“Lo Stadio del Nuoto di Roma è la piscina più bella del mondo”
Non è per niente strano sentire questa frase, anzi è letteralmente la frase più pronunciata da chi, anno dopo anno, passa dal Foro Italico per assistere al Trofeo Sette Colli.
I motivi sono molteplici, e ne trovate alcuni qui, ma ognuno di noi ne può avere diversi, personali ed emozionali, altrettanti validi o forse anche di più.
Il punto è che venire a Roma a guardare delle gare di nuoto è speciale.
Mi sono spesso interrogato su cosa significhi davvero guardare delle gare di nuoto, sono riuscito anche a darmi una risposta su cosa davvero mi piace di tutto questo piccolo grande mondo che è il “piano vasca”.
In questi giorni, tuttavia, credo di aver scoperto cosa unisce queste due sensazioni: da una parte la piscina più bella del mondo, dall’altra il piacere di guardare le gare di nuoto. L’ho capito e l’ho incasellato in un concetto che chiamerò Settecolli Vibes.
Il Sette Colli è molto di più che un trofeo di nuoto, ha detto Paolo Barelli nella conferenza stampa di presentazione, mettendo sul piatto tutto il ventaglio di iniziative collaterali organizzate in questi giorni, dal test match del Settebello al coinvolgimento del Ministero della Salute sui temi dell’alimentazione e della prevenzione.
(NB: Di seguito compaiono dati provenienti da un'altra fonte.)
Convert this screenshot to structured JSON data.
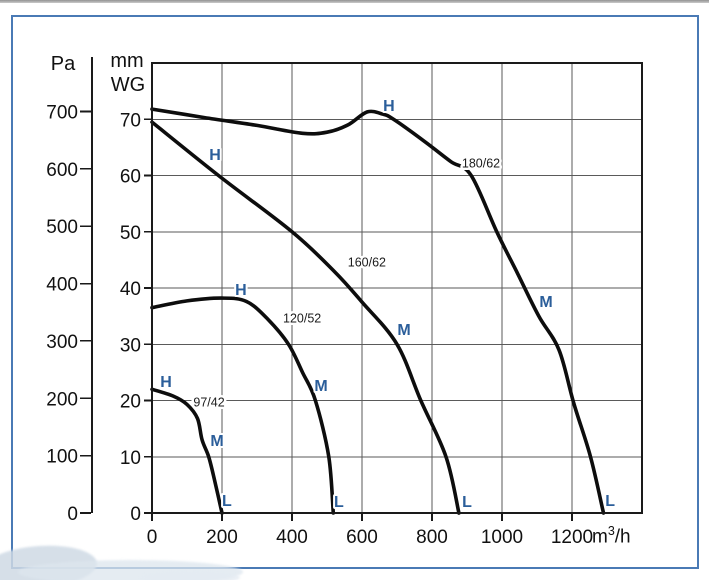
{
  "chart_data": {
    "type": "line",
    "description_labels": {
      "pa_axis_label": "Pa",
      "mm_axis_label_line1": "mm",
      "mm_axis_label_line2": "WG",
      "x_unit_prefix": "m",
      "x_unit_sup": "3",
      "x_unit_suffix": "/h"
    },
    "x_axis": {
      "ticks": [
        0,
        200,
        400,
        600,
        800,
        1000,
        1200
      ],
      "range": [
        0,
        1400
      ],
      "grid": true
    },
    "y_axis_pa": {
      "ticks": [
        700,
        600,
        500,
        400,
        300,
        200,
        100,
        0
      ],
      "range_pa": [
        0,
        785
      ]
    },
    "y_axis_mmwg": {
      "ticks": [
        70,
        60,
        50,
        40,
        30,
        20,
        10,
        0
      ],
      "range_mm": [
        0,
        80
      ],
      "grid": true
    },
    "series": [
      {
        "name": "97/42",
        "units": "x: m3/h, y: mm WG",
        "points": [
          [
            0,
            22
          ],
          [
            60,
            20.8
          ],
          [
            100,
            19.3
          ],
          [
            130,
            16.8
          ],
          [
            143,
            13
          ],
          [
            162,
            10
          ],
          [
            180,
            5.5
          ],
          [
            200,
            0
          ]
        ],
        "model_label": {
          "text": "97/42",
          "u": 163,
          "mm": 19.7
        },
        "speed_labels": [
          {
            "text": "H",
            "u": 40,
            "mm": 23.5
          },
          {
            "text": "M",
            "u": 186,
            "mm": 13.0
          },
          {
            "text": "L",
            "u": 214,
            "mm": 2.3
          }
        ]
      },
      {
        "name": "120/52",
        "units": "x: m3/h, y: mm WG",
        "points": [
          [
            0,
            36.5
          ],
          [
            100,
            37.7
          ],
          [
            200,
            38.2
          ],
          [
            270,
            37.6
          ],
          [
            330,
            34.5
          ],
          [
            390,
            30
          ],
          [
            430,
            25
          ],
          [
            467,
            20
          ],
          [
            505,
            10
          ],
          [
            518,
            0
          ]
        ],
        "model_label": {
          "text": "120/52",
          "u": 429,
          "mm": 34.7
        },
        "speed_labels": [
          {
            "text": "H",
            "u": 254,
            "mm": 39.8
          },
          {
            "text": "M",
            "u": 483,
            "mm": 22.8
          },
          {
            "text": "L",
            "u": 534,
            "mm": 2.1
          }
        ]
      },
      {
        "name": "160/62",
        "units": "x: m3/h, y: mm WG",
        "points": [
          [
            0,
            69.5
          ],
          [
            190,
            60
          ],
          [
            400,
            50
          ],
          [
            520,
            43
          ],
          [
            600,
            37.5
          ],
          [
            700,
            30
          ],
          [
            768,
            20
          ],
          [
            840,
            10
          ],
          [
            877,
            0
          ]
        ],
        "model_label": {
          "text": "160/62",
          "u": 614,
          "mm": 44.6
        },
        "speed_labels": [
          {
            "text": "H",
            "u": 180,
            "mm": 63.8
          },
          {
            "text": "M",
            "u": 720,
            "mm": 32.7
          },
          {
            "text": "L",
            "u": 900,
            "mm": 2.1
          }
        ]
      },
      {
        "name": "180/62",
        "units": "x: m3/h, y: mm WG",
        "points": [
          [
            0,
            71.8
          ],
          [
            150,
            70.3
          ],
          [
            300,
            68.9
          ],
          [
            430,
            67.5
          ],
          [
            500,
            67.7
          ],
          [
            560,
            69
          ],
          [
            615,
            71.3
          ],
          [
            660,
            70.9
          ],
          [
            690,
            70
          ],
          [
            780,
            66
          ],
          [
            853,
            62.5
          ],
          [
            912,
            60
          ],
          [
            985,
            50
          ],
          [
            1045,
            42.5
          ],
          [
            1105,
            35
          ],
          [
            1163,
            29
          ],
          [
            1205,
            19.5
          ],
          [
            1253,
            10
          ],
          [
            1290,
            0
          ]
        ],
        "model_label": {
          "text": "180/62",
          "u": 940,
          "mm": 62.2
        },
        "speed_labels": [
          {
            "text": "H",
            "u": 677,
            "mm": 72.5
          },
          {
            "text": "M",
            "u": 1126,
            "mm": 37.7
          },
          {
            "text": "L",
            "u": 1309,
            "mm": 2.3
          }
        ]
      }
    ],
    "colors": {
      "curve": "#0d0d0d",
      "speed_label_blue": "#2b5e9a",
      "grid": "#5a5a5a",
      "frame_blue": "#4a7ab5"
    }
  }
}
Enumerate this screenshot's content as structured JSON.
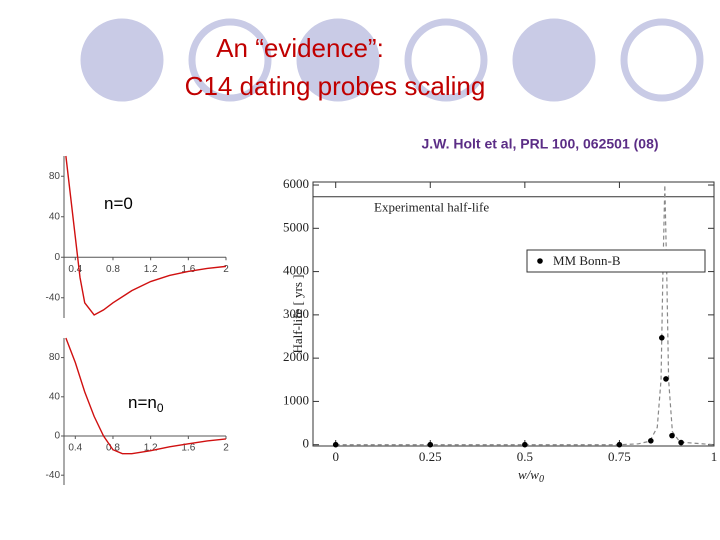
{
  "title": [
    "An “evidence”:",
    "C14 dating probes scaling"
  ],
  "citation": "J.W. Holt et al, PRL 100, 062501 (08)",
  "chart_data": [
    {
      "type": "line",
      "annotation": "n=0",
      "color": "#d01010",
      "xlim": [
        0.28,
        2.0
      ],
      "ylim": [
        -60,
        100
      ],
      "xticks": [
        0.4,
        0.8,
        1.2,
        1.6,
        2
      ],
      "yticks": [
        80,
        40,
        0,
        -40
      ],
      "series": [
        {
          "x": [
            0.3,
            0.35,
            0.4,
            0.45,
            0.5,
            0.6,
            0.7,
            0.8,
            1.0,
            1.2,
            1.4,
            1.6,
            1.8,
            2.0
          ],
          "values": [
            100,
            60,
            20,
            -20,
            -45,
            -57,
            -52,
            -45,
            -33,
            -24,
            -18,
            -14,
            -11,
            -9
          ]
        }
      ]
    },
    {
      "type": "line",
      "annotation": "n=n",
      "annotation_subscript": "0",
      "color": "#d01010",
      "xlim": [
        0.28,
        2.0
      ],
      "ylim": [
        -50,
        100
      ],
      "xticks": [
        0.4,
        0.8,
        1.2,
        1.6,
        2
      ],
      "yticks": [
        80,
        40,
        0,
        -40
      ],
      "series": [
        {
          "x": [
            0.3,
            0.4,
            0.5,
            0.6,
            0.7,
            0.8,
            0.9,
            1.0,
            1.2,
            1.4,
            1.6,
            1.8,
            2.0
          ],
          "values": [
            100,
            75,
            45,
            20,
            0,
            -14,
            -18,
            -18,
            -15,
            -11,
            -8,
            -5,
            -3
          ]
        }
      ]
    },
    {
      "type": "scatter",
      "y_label": "Half-life [ yrs ]",
      "x_label": "w/w",
      "x_label_subscript": "0",
      "xlim": [
        -0.06,
        1.0
      ],
      "ylim": [
        -30,
        6070
      ],
      "xticks": [
        0,
        0.25,
        0.5,
        0.75,
        1
      ],
      "yticks": [
        0,
        1000,
        2000,
        3000,
        4000,
        5000,
        6000
      ],
      "reference_line": {
        "value": 5730,
        "label": "Experimental half-life"
      },
      "series": [
        {
          "x": [
            0,
            0.75,
            0.8,
            0.83,
            0.85,
            0.86,
            0.865,
            0.87,
            0.875,
            0.88,
            0.89,
            0.91,
            1.0
          ],
          "values": [
            0,
            0,
            20,
            80,
            400,
            1500,
            4000,
            6000,
            4000,
            1500,
            300,
            60,
            0
          ],
          "color": "#888888",
          "style": "dashed"
        },
        {
          "name": "MM Bonn-B",
          "x": [
            0,
            0.25,
            0.5,
            0.75,
            0.833,
            0.862,
            0.873,
            0.889,
            0.913
          ],
          "values": [
            0,
            0,
            0,
            0,
            90,
            2470,
            1520,
            210,
            50
          ],
          "color": "#000000",
          "style": "points"
        }
      ]
    }
  ]
}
Tutte cose vere e bellissime, e cito anche le iniziative educative sul Salvamento e le spettacolari gare dei nuotatori paralimpici. Ma il Settecolli è molto più di un semplice trofeo per un altro motivo: le vibrazioni.
C’è un’aria particolare quando si arriva in prossimità delle gare, un’aria che si respira ai grandi eventi, quelli più grandi di quanto in realtà non sia il Sette Colli. Non fraintendetemi: tra i trofei in giro per il mondo quello di Roma è il numero uno, ma stare qui è quasi come stare a un Campionato Europeo o Mondiale. Nonostante, appunto, non ci sia in palio un titolo europeo né mondiale.
Gli atleti si studiano, si guardano tra le porte degli spogliatoi e tra le corsie delle vasche. In camera di chiamata si scherza sempre meno, si parla poco, ci si nasconde sotto gli specchi degli occhialini. Far bene al Sette Colli è importante, a volte è più importante che far bene a un Campionato Italiano. La finale al Settecolli è prestigiosa, quasi sempre racchiude l’élite italiana e una spruzzata di internazionalità, che ogni anno da prestigio e aggiunge l’emozione della sfida, il piacere del confronto.
Ma il Sette Colli è molto più di una gara vero? È anche il ritrovarsi all’aperto, d’estate, con il sole caldo che abbronza le schiene dei nuotatori e lascia il segno degli occhialini, quasi un pedigree del quale andare fieri. È il cercare l’ombra per parlare con l’amico che vedi poche volte l’anno ma che senti più vicino di molti altri, augurargli buona estate e sperare di rivederlo in autunno, alla prossima gara.
È guardare i campioni Olimpici, magari nuotare accanto a loro, e magari arrivargli più vicino di quanto avevi sperato. È alzare gli occhi al cielo dopo la gara, vederlo aperto sopra di te e aprire anche un pò il cuore. È aspettare le sei di pomeriggio, l’ombra che cala dalla parte di Monte Mario, la brezza lieve che ti accarezza il viso, la luce che pian piano da spazio alla notte. È chiedere la cuffia a tutti, è rispondere “scusami ma è l’ultima”.
Sapere che solo qui può succedere tutto questo ti da una vibrazione particolare, che non si può replicare o ripetere in altri luoghi o tempi.
Essere al Sette Colli è essere in the place to be, esattamente qui e ora, al cento del mondo. Nella piscina più bella del mondo dello sport più bello del mondo.